Obispos cubanos honran en La Habana a sus prelados fallecidos.

En la mañana del 17 de junio, los obispos cubanos se reunieron en la capilla del Cementerio de Colón, en La Habana, para celebrar una misa en sufragio de monseñor Silvano Herminio Pedroso Montalvo, obispo de Guantánamo-Baracoa, y de monseñor Jorge Enrique Serpa Pérez, obispo emérito de Pinar del Río, recientemente fallecidos.

Al lugar llegaron los prelados de las diócesis cubanas, además de monjas, sacerdotes, religiosos y laicos que se unieron en oración por el descanso eterno de estos dos pastores, quienes entregaron su servicio a la Iglesia en Cuba con dedicación por su pueblo.

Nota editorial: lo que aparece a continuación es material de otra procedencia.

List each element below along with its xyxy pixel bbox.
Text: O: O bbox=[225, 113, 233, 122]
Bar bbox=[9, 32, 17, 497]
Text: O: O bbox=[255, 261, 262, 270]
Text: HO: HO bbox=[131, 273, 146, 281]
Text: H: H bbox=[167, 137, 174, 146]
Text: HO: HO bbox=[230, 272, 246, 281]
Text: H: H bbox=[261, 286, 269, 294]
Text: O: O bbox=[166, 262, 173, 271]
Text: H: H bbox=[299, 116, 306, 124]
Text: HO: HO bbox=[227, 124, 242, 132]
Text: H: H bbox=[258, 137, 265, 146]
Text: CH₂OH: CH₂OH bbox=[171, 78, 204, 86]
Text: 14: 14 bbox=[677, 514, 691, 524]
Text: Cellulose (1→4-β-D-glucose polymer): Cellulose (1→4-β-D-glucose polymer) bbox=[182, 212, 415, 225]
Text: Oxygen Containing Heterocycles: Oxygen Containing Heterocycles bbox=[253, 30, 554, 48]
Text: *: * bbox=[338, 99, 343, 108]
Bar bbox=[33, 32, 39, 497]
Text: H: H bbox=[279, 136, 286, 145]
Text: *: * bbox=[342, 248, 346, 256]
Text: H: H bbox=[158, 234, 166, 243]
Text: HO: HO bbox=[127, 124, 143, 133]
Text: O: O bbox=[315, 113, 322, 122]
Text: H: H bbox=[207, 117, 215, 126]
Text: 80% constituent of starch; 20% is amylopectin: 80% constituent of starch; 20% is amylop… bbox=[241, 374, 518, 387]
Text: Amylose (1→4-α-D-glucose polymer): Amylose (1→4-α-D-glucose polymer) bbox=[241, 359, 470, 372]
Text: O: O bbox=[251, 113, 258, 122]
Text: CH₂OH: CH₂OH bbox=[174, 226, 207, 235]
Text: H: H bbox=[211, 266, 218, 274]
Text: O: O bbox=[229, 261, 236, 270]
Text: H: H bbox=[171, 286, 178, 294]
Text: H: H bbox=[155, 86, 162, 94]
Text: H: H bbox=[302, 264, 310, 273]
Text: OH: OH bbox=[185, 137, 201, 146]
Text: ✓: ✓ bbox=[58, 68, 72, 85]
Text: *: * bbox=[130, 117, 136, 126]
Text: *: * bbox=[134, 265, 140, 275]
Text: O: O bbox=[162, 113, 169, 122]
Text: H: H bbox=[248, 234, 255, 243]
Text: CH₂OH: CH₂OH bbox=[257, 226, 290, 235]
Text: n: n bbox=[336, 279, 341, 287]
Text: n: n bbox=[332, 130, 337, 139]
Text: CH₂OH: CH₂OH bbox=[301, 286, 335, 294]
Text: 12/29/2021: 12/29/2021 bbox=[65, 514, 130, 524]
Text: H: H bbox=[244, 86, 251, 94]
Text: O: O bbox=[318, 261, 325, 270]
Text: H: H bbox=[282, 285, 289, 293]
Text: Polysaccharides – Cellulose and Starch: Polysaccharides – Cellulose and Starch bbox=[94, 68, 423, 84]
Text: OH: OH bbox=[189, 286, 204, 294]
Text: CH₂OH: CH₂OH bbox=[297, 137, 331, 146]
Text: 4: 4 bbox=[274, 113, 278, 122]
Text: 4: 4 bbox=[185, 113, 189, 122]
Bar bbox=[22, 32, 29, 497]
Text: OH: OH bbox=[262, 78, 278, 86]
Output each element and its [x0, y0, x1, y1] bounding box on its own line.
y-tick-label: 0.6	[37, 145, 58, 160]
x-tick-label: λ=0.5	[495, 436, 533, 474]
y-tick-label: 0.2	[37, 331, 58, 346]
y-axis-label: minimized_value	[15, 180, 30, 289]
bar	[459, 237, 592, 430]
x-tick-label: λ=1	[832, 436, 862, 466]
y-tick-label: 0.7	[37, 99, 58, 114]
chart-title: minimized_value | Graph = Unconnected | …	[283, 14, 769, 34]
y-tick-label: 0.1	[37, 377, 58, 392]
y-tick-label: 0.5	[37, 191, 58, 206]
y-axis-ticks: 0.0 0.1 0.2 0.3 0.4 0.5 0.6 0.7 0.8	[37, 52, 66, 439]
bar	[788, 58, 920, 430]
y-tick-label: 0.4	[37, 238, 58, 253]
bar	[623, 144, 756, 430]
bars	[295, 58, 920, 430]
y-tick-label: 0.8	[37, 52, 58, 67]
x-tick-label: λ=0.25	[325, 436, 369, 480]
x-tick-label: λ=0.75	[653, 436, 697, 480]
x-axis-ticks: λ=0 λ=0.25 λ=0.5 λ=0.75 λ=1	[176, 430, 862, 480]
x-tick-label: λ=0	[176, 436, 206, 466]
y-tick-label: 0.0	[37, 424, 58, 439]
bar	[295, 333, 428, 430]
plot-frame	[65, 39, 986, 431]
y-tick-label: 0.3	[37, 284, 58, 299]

La eucaristía fue presidida por el cardenal Juan de la Caridad García Rodríguez, arzobispo de La Habana, concelebrada por el nuncio apostólico Antoine Camilleri, y monseñor Arturo Gonzalez Amador, obispo de Santa Clara y presidente de la Conferencia de Obispos Católicos de Cuba.

El Cardenal comenzó su homilía haciendo referencia a las virtudes teologales: Fe, Caridad y Esperanza, representadas en el frontispicio del Cementerio de Colón. Recordó que ambos obispos vivieron y transmitieron la fe en cada sacramento, -esa fe que vivieron Jorge Enrique Serpa Pérez y Silvano Herminio Pedroso Montalvo, quienes bautizados, bautizaron, confirmados, confirmaron, recibieron la comunión e hicieron presente a Cristo en cada misa, confesados, confesaron, ungieron a muchos enfermos y fueron ungidos por el Espíritu Santo-.

Subrayó también la entrega generosa de ambos obispos hacia sus comunidades, destacando su misericordia y servicio como -sacerdotes y obispos casados con la Iglesia y su pueblo, asistieron y bendijeron muchos matrimonios naturales, fieles sacramentales. Hemos visto en este camposanto muchas imágenes de Cristo crucificado, flagelado, coronado de espina y resucitado. Nuestros hermanos Jorge Enrique y Silvano, obispos también como su pastor, fueron crucificados, calumniados, coronados de insultos, sufrientes, pero en vida resucitados por la fe y hoy camino al cielo, que vivieron en comienzos aquí en la tierra. La fe en Dios Padre nos lleva a la caridad con los hijos de Dios que son nuestros hermanos. Sólo Dios sabe cuánta caridad entregaron a sus ovejas nuestros obispos-.

Invitó a confiar en la promesa de la vida eterna, incluso en medio del sufrimiento, haciendo referencia a una de las imágenes que se encuentra en este camposanto, -a la izquierda del frontispicio está la imagen de la Esperanza que mira a la casa del cielo con el ancla, ancla a la cual se abrazaron nuestros obispos Jorge Enrique y Silvano Herminio, que confiaron en el Señor durante tiempos malos y tiempos buenos-.

Al término de la celebración eucarística acompañados con cantos, los presentes peregrinaron hasta el Panteón de los Obispos, donde monseñor Arturo González Amador, elevó una oración en memoria de ambos prelados, encomendándolos al amor de Dios y agradeciendo el testimonio que dejaron a las comunidades que acompañaron a lo largo de su ministerio.